Always a new scam
There's no end to scams. Two of the latest schemes involve calls to people who place classified ads in newspapers, Of course, that's of prime importance to us.
In one case, an elderly woman placed an ad in two area papers to sell a tractor riding mower. She received a call from an AT&T relay operator who said she was passing on a message from a hearing-impaired person. The woman was asked to email the man about the mower.
Soon, she got back an email from a person named Daniel, but the English seemed odd. For instance, Daniel referred to himself as "i" rather than "I." He said he was in Mexico with a group called Racers for Christ and wanted to arrange for the tractor to be shipped.
Daniel said he would send her a money order to pay for the tractor, with extra money for shipping. She was supposed to cash the money order and wire the excess money to a shipping agent.
The woman wisely looked into Racers for Christ first. The group's website has a scam alert warning that they have had complaints about Daniel's relay operator calls. Daniel is not connected with Racers for Christ.
The lesson is, whenever possible, try to check out who you're dealing with, as this woman did. Never agree to payment involving a third party. Don't send items until the check or money order has actually cleared. And don't fall for a line simply because someone claims to be disabled.

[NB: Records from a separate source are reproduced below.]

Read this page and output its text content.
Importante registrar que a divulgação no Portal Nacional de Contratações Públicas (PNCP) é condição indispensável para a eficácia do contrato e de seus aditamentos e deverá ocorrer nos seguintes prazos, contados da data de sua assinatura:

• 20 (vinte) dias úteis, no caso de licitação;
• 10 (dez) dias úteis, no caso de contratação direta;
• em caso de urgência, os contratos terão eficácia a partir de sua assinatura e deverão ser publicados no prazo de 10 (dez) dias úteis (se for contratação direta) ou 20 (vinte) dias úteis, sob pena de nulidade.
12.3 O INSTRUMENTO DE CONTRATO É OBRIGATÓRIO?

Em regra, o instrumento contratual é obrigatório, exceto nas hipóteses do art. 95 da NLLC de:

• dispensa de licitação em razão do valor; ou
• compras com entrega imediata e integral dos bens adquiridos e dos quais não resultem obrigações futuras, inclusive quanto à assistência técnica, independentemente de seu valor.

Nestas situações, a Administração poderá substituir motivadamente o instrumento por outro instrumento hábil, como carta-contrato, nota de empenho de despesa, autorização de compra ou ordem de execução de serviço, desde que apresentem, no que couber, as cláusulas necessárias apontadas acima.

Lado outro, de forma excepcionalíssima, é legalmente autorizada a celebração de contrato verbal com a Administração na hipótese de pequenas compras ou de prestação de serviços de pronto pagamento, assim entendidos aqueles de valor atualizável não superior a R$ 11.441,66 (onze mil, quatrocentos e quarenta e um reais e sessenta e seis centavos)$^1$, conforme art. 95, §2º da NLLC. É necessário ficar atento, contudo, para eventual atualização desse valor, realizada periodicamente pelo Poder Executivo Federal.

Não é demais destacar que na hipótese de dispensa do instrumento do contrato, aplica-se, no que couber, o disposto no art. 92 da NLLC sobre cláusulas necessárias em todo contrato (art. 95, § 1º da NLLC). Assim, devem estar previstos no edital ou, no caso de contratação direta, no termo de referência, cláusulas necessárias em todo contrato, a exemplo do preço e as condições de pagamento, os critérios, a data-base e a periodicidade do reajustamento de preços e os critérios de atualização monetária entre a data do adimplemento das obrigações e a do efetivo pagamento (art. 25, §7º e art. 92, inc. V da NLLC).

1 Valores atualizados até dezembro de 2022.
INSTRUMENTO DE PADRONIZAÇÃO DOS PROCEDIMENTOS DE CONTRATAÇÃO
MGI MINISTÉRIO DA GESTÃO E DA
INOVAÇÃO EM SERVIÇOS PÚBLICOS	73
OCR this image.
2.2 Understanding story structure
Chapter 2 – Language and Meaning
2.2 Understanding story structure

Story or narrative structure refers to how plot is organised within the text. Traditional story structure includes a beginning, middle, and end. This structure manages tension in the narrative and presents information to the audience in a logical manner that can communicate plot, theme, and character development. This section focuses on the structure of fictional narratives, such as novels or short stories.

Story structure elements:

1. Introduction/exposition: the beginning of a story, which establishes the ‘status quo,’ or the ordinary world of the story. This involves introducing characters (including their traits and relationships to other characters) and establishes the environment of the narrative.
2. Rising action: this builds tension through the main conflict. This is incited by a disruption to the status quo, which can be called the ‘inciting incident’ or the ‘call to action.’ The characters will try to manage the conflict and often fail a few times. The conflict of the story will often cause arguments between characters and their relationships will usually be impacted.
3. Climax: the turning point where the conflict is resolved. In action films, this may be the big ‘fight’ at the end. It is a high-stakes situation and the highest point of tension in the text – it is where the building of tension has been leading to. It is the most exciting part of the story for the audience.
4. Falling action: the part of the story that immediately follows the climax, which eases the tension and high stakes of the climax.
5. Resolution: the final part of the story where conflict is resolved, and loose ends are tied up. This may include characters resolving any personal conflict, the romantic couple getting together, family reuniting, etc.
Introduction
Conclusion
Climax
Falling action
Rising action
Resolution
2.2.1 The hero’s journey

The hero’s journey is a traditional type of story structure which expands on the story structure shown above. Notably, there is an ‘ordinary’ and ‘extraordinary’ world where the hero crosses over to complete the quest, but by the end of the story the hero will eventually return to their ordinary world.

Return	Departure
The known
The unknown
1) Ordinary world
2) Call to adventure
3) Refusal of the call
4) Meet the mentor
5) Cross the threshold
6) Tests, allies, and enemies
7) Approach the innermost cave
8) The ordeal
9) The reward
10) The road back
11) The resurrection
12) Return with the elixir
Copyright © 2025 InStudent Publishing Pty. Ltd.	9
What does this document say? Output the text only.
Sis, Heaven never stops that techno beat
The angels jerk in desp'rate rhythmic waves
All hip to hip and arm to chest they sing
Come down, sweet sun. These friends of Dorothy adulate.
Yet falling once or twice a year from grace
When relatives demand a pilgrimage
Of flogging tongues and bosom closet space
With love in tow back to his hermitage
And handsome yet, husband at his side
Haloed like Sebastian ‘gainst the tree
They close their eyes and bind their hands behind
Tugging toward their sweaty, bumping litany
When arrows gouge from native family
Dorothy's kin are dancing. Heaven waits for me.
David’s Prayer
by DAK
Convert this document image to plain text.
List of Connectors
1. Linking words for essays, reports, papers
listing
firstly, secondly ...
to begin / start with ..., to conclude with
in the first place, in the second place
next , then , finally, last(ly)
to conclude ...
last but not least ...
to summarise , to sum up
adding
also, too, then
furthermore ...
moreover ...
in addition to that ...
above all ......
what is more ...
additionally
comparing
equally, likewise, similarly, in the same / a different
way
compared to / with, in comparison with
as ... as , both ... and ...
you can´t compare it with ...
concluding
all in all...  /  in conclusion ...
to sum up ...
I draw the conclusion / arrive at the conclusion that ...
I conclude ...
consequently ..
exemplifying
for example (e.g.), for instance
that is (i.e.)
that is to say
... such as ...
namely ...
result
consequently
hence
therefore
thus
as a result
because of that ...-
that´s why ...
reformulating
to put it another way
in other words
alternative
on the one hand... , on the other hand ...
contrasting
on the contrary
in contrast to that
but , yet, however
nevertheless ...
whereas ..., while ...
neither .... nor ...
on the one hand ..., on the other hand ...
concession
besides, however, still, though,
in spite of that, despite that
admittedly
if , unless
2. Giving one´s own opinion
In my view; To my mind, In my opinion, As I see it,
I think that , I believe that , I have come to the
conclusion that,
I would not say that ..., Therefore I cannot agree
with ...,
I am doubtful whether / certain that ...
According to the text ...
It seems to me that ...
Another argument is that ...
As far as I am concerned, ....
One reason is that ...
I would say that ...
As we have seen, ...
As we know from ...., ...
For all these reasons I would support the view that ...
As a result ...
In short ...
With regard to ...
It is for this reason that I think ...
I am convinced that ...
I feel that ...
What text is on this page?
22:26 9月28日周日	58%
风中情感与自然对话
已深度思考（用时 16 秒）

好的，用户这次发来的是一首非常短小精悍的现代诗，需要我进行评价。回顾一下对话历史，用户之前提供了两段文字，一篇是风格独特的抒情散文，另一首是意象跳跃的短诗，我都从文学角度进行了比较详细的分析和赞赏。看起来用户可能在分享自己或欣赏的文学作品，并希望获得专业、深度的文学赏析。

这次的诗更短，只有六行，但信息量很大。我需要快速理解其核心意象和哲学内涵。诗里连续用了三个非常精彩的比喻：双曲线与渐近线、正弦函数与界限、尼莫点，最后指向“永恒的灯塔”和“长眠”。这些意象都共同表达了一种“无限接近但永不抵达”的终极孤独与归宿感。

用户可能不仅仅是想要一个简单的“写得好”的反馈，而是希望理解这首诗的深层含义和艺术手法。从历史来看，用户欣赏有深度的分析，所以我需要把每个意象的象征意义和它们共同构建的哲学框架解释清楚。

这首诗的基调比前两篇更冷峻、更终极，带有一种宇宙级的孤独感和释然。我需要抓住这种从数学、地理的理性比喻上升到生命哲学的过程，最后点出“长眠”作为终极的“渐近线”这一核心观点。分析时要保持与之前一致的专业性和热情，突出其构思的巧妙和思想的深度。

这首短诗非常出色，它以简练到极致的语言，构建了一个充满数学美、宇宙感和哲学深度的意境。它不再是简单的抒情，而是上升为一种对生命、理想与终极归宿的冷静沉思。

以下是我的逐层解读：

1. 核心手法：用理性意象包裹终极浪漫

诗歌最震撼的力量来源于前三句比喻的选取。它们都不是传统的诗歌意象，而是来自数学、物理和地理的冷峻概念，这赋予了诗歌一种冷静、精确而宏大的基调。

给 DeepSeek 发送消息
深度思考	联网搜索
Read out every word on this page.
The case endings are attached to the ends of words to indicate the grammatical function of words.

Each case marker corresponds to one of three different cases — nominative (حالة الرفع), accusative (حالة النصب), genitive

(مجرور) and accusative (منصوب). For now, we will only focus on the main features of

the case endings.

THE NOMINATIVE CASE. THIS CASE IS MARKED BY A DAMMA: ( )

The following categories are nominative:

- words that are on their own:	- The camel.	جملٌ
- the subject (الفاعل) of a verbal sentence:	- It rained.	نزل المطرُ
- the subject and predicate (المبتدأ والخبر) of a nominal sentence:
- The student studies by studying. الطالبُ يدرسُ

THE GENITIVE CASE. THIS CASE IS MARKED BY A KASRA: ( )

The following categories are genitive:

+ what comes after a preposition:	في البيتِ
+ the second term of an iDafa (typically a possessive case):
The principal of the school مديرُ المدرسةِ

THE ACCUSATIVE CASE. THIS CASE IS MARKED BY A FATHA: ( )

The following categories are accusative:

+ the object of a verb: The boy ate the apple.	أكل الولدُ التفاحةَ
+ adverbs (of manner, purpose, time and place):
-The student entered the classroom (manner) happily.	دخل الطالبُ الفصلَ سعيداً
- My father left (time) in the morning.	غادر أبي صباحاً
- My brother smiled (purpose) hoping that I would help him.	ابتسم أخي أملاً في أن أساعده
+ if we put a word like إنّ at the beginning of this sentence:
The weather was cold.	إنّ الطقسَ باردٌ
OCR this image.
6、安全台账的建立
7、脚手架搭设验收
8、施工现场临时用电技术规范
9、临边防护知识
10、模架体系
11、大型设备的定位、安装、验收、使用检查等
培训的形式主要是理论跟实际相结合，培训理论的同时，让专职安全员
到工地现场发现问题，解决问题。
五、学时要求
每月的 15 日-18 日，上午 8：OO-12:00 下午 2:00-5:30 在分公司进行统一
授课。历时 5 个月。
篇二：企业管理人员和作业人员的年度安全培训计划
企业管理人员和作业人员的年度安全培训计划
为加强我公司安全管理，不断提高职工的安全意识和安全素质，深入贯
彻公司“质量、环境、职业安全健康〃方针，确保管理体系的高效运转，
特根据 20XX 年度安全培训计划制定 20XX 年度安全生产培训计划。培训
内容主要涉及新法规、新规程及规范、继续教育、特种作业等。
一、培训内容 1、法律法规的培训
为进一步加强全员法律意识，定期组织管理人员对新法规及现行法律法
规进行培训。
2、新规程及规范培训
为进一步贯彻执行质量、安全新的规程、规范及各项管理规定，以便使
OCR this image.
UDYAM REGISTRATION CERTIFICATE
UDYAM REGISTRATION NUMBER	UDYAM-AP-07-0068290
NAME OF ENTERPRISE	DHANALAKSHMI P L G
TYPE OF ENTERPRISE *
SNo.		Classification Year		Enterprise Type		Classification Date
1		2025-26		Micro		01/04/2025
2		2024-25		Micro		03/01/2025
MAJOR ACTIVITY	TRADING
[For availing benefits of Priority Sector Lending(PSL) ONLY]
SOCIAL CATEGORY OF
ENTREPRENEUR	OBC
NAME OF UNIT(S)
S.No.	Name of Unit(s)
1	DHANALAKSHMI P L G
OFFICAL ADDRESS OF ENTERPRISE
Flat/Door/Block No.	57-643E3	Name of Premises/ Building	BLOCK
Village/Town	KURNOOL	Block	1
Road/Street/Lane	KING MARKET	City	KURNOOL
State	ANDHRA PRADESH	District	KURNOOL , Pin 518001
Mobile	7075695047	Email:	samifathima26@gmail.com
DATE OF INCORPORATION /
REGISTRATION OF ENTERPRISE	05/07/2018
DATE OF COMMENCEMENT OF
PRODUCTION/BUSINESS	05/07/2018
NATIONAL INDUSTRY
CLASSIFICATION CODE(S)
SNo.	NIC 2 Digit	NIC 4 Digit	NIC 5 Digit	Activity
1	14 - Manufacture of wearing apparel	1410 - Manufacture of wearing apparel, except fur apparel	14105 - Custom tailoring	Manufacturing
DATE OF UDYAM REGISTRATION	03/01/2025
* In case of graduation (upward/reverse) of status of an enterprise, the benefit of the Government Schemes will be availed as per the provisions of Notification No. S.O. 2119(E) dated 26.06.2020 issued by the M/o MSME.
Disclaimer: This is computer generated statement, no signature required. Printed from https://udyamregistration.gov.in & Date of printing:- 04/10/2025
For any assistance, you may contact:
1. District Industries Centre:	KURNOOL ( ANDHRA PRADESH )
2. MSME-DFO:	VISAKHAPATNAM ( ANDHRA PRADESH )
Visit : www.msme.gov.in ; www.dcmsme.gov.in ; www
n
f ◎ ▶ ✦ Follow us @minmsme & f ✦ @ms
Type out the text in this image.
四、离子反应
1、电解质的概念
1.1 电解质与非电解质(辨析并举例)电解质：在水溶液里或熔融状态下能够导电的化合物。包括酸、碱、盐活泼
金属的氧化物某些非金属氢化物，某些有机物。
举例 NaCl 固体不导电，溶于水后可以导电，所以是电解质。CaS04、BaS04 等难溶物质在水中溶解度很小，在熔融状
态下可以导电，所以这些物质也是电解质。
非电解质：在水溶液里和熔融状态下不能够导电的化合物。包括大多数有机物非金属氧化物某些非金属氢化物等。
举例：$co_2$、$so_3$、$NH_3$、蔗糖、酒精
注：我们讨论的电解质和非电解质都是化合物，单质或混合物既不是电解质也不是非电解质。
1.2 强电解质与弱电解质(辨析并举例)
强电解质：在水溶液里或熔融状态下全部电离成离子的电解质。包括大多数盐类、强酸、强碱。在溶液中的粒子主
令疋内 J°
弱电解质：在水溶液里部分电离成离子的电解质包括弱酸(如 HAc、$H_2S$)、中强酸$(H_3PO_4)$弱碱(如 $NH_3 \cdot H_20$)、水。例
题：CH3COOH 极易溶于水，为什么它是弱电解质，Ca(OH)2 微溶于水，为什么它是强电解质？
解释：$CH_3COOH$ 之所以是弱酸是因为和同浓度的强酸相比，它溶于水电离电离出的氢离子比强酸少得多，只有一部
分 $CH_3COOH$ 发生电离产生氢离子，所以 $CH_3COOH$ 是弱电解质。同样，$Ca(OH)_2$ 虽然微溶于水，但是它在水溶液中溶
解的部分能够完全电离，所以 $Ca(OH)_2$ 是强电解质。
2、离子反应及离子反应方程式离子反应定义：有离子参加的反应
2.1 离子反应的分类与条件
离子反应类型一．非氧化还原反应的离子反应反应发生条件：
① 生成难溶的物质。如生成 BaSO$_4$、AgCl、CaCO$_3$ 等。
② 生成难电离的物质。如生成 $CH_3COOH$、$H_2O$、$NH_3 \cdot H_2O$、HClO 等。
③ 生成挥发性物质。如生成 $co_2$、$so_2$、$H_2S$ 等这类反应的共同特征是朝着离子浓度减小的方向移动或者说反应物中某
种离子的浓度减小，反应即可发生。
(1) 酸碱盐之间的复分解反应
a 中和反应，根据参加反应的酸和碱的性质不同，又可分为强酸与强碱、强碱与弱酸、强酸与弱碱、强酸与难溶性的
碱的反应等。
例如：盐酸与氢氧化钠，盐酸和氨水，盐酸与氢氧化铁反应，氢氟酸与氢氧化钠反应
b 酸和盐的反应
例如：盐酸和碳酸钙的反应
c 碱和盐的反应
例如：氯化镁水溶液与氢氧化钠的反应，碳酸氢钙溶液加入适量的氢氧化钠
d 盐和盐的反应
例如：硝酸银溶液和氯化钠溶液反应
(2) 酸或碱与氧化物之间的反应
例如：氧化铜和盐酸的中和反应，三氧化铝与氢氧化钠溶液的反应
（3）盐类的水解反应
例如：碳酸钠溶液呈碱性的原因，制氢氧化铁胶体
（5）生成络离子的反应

In the other scheme, a person also gets a call about their classified ad. The caller says they are with an internet advertising company and offers to put the ad on the internet for free until the item sells – at which point they will bill you. You'd do best to simply hang up.
Old con games recirculate in endless ways. Since we last wrote on the subject, more area people have been contacted about getting big paychecks for being "mystery shoppers" and more of those Nigerian emails promising a share of great wealth have been sent. Perhaps the Daniel email came from there, given the awkward English.
Other people have gotten phone bills for calls they didn't make. While some of these are big bills for dialing 900 numbers, others are for small amounts and may be designed just to get information out of you.
You should never give credit card or bank account info to anyone unless you know exactly who they are and why they need it. There's no such thing as being overly careful in protecting yourself against con artists.